Anyway, I just nodded and maybe said hi and tried to walk by, being by this time worn out, dehydrated and hungry, but Carlos started talking to me. He claimed he wanted to know where the fireroad went. I really didn't know at that time, except that if you took it south and veered left you would end up, after following a narrow ridge, at Will Rogers State Park. But I knew you could take it to the right and arrive around Eagle Rock, a midpoint in the Santa Monica trail system, and from there you could find your way down to Sunset Blvd. near the ocean. So I just summerized all this by saying, "It goes to the ocean."

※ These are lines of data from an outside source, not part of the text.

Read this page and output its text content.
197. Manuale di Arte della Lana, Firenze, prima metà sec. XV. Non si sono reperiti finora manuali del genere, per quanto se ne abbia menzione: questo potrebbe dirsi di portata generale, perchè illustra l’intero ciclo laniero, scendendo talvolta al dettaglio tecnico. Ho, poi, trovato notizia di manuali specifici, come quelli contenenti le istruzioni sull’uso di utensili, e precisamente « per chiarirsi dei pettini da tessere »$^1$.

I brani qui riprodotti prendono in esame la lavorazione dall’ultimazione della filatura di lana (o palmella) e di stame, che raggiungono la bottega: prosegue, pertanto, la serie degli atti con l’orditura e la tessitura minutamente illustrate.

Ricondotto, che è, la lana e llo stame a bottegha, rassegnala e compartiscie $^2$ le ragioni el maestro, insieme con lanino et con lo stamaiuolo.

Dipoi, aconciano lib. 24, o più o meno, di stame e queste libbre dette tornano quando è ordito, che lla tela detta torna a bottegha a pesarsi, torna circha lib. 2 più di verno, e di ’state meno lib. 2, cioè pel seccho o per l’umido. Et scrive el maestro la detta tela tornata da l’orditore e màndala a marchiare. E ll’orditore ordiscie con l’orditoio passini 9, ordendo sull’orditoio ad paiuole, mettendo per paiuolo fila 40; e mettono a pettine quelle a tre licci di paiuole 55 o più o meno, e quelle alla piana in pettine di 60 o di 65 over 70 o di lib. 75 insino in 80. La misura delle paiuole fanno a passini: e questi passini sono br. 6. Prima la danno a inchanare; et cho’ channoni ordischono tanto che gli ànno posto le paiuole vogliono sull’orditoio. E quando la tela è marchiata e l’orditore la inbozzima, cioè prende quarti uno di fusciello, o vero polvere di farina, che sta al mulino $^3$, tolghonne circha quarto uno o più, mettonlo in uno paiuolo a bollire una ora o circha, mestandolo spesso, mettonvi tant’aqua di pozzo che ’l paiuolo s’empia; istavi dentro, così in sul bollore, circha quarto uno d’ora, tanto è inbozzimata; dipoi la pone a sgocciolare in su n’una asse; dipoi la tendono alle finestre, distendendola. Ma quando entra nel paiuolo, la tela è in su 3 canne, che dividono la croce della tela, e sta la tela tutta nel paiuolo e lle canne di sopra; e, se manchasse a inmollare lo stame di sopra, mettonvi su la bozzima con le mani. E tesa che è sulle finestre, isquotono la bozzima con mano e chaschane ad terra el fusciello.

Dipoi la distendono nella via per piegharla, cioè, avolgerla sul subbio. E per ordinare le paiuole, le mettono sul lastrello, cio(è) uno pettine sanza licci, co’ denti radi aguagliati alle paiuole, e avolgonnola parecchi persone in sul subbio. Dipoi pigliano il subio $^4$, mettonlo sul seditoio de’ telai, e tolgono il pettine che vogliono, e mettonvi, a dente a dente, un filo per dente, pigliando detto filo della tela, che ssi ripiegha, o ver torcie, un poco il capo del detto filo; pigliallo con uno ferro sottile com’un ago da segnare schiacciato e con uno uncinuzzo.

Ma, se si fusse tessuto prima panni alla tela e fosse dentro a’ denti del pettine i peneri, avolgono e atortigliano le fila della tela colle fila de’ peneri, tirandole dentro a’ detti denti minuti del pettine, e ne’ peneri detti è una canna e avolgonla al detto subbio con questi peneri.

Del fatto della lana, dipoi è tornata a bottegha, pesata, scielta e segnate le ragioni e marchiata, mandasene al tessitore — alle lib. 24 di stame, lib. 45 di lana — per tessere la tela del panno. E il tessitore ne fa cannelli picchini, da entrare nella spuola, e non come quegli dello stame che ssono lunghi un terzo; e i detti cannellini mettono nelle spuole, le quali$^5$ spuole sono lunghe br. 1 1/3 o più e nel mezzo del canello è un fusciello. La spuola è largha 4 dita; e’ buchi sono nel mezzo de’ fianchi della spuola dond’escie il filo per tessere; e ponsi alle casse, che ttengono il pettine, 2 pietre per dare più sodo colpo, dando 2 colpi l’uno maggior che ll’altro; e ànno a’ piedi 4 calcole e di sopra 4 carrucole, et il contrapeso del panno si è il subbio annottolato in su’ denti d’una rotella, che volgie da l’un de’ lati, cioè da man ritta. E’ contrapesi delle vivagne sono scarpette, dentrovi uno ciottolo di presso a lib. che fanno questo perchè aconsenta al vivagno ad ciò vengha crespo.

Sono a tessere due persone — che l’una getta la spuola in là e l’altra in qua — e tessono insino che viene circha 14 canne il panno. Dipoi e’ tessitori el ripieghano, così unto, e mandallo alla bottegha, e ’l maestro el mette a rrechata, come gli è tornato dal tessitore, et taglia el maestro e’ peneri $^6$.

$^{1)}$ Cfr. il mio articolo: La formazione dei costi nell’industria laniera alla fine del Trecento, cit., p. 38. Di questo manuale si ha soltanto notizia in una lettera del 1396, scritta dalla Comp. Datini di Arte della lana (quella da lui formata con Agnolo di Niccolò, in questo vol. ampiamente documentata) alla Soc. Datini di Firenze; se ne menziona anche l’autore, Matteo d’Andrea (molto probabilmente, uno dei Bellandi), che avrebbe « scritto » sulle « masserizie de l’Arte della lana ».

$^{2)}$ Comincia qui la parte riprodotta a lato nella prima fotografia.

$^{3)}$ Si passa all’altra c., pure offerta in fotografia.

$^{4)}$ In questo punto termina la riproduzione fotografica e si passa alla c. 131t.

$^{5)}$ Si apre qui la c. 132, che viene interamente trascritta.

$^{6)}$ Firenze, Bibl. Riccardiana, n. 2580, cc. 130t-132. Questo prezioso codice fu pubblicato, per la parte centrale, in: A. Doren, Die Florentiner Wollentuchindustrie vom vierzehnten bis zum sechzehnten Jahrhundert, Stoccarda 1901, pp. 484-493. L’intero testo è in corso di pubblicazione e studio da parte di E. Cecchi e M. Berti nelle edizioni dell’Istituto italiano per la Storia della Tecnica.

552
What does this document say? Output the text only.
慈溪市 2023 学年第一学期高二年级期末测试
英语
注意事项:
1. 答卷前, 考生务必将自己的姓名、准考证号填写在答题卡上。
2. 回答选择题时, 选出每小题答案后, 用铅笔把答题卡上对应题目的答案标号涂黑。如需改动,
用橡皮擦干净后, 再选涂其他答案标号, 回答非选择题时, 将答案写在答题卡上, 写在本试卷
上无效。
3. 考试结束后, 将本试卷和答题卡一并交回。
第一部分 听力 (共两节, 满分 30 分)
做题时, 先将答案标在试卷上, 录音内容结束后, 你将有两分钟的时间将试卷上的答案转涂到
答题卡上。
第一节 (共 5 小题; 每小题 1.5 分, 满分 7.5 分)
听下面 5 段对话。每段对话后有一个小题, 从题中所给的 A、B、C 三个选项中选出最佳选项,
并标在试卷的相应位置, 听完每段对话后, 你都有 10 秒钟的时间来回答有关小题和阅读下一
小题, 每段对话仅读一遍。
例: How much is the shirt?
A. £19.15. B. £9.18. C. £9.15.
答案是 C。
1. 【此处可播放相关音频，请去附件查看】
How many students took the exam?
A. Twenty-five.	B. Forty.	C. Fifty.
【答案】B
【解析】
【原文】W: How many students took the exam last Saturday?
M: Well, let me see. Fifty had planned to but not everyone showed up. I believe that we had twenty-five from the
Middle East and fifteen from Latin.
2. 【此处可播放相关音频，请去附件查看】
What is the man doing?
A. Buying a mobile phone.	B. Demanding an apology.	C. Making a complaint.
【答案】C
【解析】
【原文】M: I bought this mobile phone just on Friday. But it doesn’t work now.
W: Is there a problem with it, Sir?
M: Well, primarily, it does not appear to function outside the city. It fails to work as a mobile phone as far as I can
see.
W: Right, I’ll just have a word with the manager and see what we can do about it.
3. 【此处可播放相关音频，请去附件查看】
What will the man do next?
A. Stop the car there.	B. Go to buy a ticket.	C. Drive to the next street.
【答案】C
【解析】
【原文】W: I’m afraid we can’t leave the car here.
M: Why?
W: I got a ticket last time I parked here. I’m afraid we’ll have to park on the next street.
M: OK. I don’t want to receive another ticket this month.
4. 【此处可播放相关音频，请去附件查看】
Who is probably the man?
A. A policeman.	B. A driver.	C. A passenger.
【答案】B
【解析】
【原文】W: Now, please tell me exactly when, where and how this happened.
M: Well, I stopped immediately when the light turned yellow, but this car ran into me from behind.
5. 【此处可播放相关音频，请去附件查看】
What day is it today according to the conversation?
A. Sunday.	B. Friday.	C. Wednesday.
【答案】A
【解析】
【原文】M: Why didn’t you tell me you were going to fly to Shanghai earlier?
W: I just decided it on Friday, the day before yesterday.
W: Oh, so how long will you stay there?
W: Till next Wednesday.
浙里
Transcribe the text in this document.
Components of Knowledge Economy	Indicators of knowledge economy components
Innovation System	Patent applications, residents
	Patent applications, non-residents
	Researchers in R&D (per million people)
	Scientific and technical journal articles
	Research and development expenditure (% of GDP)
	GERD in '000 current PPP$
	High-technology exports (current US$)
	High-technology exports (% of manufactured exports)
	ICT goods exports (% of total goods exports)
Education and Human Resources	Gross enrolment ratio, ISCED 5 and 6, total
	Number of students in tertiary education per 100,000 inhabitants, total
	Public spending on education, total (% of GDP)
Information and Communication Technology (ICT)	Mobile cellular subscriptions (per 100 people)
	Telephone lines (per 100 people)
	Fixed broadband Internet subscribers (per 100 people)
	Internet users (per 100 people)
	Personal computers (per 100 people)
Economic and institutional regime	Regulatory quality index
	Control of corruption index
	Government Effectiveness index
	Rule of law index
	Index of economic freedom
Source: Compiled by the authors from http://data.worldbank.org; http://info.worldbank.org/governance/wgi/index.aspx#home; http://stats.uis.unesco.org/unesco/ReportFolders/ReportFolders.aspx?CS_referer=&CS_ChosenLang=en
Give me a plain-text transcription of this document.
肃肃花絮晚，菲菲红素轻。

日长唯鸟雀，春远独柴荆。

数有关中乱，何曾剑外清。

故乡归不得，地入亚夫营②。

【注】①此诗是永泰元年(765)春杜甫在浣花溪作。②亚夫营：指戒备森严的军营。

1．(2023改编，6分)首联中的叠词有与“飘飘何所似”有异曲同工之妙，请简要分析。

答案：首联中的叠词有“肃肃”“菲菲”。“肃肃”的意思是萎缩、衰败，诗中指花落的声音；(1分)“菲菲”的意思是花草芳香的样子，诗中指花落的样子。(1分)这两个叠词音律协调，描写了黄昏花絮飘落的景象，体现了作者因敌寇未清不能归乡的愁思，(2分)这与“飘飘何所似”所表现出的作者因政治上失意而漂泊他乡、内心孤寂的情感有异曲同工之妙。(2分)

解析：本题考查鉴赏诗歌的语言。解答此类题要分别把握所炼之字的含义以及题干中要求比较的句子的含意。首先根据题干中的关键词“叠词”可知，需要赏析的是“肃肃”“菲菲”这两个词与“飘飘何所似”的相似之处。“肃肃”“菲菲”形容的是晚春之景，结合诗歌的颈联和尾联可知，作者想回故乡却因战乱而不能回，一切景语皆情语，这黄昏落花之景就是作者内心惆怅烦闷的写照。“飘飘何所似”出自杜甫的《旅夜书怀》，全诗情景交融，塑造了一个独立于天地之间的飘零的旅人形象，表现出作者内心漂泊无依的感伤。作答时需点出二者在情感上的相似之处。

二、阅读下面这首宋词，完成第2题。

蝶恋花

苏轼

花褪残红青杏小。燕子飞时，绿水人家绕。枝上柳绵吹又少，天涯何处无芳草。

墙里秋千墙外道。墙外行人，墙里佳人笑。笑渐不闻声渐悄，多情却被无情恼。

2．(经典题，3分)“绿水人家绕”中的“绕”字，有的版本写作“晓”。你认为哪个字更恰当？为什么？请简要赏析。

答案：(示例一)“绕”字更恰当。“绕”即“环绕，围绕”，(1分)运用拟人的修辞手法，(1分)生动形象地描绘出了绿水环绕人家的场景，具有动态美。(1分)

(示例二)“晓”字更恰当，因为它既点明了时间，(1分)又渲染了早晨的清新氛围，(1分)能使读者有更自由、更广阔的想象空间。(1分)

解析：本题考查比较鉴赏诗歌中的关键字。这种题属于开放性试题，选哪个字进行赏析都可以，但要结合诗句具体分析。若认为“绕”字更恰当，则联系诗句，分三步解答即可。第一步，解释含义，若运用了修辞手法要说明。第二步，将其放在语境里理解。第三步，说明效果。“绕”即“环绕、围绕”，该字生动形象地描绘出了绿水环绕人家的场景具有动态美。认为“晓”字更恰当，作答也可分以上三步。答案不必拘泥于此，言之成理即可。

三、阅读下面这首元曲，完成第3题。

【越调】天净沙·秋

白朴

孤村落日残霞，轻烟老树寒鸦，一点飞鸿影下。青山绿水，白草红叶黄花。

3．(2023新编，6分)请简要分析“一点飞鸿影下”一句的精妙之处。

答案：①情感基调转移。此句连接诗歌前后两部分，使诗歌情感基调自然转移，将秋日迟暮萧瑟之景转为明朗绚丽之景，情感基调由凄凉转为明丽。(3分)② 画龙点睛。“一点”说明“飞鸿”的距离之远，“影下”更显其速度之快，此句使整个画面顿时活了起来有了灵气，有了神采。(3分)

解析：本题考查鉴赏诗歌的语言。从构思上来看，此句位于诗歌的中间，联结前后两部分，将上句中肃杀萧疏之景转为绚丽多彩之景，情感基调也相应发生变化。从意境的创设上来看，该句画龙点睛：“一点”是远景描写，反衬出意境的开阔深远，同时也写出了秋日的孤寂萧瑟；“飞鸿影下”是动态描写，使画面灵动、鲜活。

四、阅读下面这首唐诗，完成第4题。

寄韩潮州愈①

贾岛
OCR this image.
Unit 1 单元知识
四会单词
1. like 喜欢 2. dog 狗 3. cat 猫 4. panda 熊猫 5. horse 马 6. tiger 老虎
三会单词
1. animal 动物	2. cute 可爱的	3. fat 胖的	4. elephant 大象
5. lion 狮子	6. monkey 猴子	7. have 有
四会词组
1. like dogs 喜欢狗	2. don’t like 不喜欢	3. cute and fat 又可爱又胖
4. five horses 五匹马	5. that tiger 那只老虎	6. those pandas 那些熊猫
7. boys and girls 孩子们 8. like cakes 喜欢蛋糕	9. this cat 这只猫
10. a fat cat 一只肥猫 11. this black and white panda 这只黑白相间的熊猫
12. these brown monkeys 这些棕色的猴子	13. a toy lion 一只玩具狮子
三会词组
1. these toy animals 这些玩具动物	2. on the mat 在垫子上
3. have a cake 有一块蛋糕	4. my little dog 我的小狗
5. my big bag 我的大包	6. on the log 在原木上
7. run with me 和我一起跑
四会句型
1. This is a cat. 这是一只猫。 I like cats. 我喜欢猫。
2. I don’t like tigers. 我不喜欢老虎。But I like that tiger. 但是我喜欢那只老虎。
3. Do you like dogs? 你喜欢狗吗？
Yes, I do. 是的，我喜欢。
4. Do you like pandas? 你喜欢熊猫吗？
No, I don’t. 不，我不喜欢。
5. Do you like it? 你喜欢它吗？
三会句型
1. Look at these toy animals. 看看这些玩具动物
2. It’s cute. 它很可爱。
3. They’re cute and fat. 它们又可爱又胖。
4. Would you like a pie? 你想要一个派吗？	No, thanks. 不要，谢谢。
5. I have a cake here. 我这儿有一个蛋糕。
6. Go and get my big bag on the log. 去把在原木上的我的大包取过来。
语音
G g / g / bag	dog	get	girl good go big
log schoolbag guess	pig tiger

But then Carlos started arguing no, no, no that can't be true, and kept arguing and arguing. I just stared at him in surprise. I really didn't care. At this point I recalled an episode in one of CC's books where his supposed teacher Don Juan just looks at him and says something like, "You know I can't stand the sight of you." And CC starts whining until DJ pretends to take it back. Now I could understand this event quite well, as I was beginning to feel quite annoyed. But I did not say much, and walked away, feeling sorry for someone so cunningly obnoxious.

Since I had a buddhist teacher at that point, I was less likely to fall under his spell. Apparently CC started conducting classes at a Santa Monica bookstore around this time. It is a good thing I did not hear of it and feel tempted to participate. As it turned out in the succeeding years, during this teaching period Castenda created a classic cult consciousness among his students. Amy Wallace's The Sorceror's Apprentice is a must for an insight into the sick group psychology of those years. Geuter's Filming Castenda adds more data.

The positive result of this odd encounter was that I determined to find out once and for all where the fireroad went. So another weekend day I hiked south on Fireroad 25, veered right, and kept going down along some newly developed housing, and finally ended up at Sunset Dr. exactly at the Self Realization Fellowship lake/temple founded by Yogi Yogananda. This mystical place is only a stone's throw from the ocean. So I felt justified by my answer to Castenada after all. By this time it was near dusk and I had to call my brother to drive all the way from the San Fernando Valley to Pacific Palisades to pick me up and take me back to Mulholland Dr. so I could retreive my vehicle.